Yaşanan afet sosyolojik problemlerin yanı sıra ekonomi üzerinde de olumsuz bir etki yaratıyor. Konuyla ilgili de değerlendirmelerini aktaran Gültekin, “Hatay dahil olmak üzere depremden birinci derecede etkilenen yerlerle Gaziantep’in çok özel ilişkileri vardı. Antep dışındaki yerler Antep’i besleyen, Antep’in yararlandığı ve Antep’in ihracatını büyüttüğü bir durum var. Bu epey sarsıldı. Bu ekonomik sonuçlarla ilgili, doğal bir felaketten sonra insani bir duruma herkes odaklanmışken ekonomik sonuçları kestirmek mümkün değil ama çok ağır olacağına dair emareler de yok değil. Bu seneki kuraklıkla, bu bölgelerin tarım bölgeleri de olmasıyla bunun bir yansıması olacağını görmek mümkün. Diğer bir gerçeklik de maalesef toplumsal hayatın acı gerçekliği doğal bir sonuç olarak her zaman yoksullar ve alt sınıflar, emekçi sınıflar çok daha fazla zorluklarla karşılaşacaklardır. Hafif sarsılmalar da olsa sermayedarların ve zenginlerin bu süreci daha hafif atlatacağı konuşulmuştur.
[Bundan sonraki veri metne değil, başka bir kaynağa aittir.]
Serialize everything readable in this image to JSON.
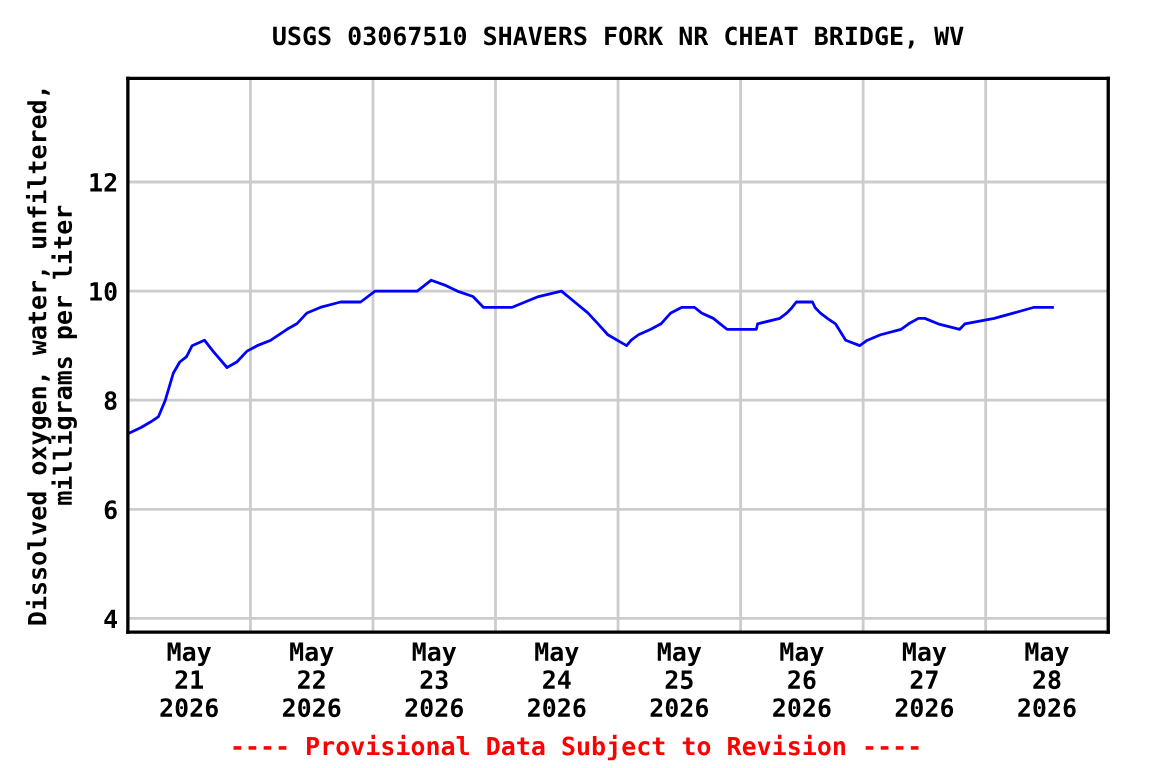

Bu yıkımın faturasını yine yoksullar ve alt kesimler büyük oranda ödeyecek maalesef” dedi.

HİKAYE HEP AYNI...’

Son olarak, “Her olumsuzluktan ders almak gerekirse; bu dönemde üniversitelere de çok fazla iş düşüyor. Bu konuda neler söylersiniz, üniversiteler bu konuda ne gibi çalışmalar yapmalı? Nasıl bir yol izlemeli?” sorusunu da yanıtlayan Mehmet Nuri Gültekin, “Üniversitelerin rolleri ve görevleri konusunda ben o kadar iyimser değilim. O kadar etkili olduklarını da düşünmüyorum. Hikaye hep aynı, Türkiye’de yönetmelikler, kurallar, kaideler, gerçeklikler var. Rüşvetle, imar izniyle beş altı kata çıkarılan ve bunun üzerinden bir rant elde eden, gelir elde eden, servet biriktiren böyle bir toplumsal kültür varken depremi suçlamak, kurumları suçlamak yanlış. Fakat Türkiye’de politik kültür etrafından dolanmak, kaçak yollara sapmak zeka değil kurnazlık. Kurnazlığın genel karakter olduğu bir siyasal toplumsal kültür var, kurnazlık da bu insani felaketlere davetiye çıkartıyor. Üniversiteler toplu bir şekilde öğretim üyesi hareketliliği ve öğrenci hareketliliğine destek verilebilirdi. Üniversite etkileşimdir. Bu etkileşim ortamı için bugün gençleri kampüslerde tutarak, koşulları iyileştirerek, yurtlarda barınmalarını sağlayarak gençlerin rehabilitasyonuna destek olunabilirdi ama maalesef üniversiteler bundan uzak durdular. Türkiye’deki üniversite sisteminin ne yazık ki hali budur. Dolayısıyla üniversitelerden bu kadar ümit etmeye gerek yok... “diye konuştu.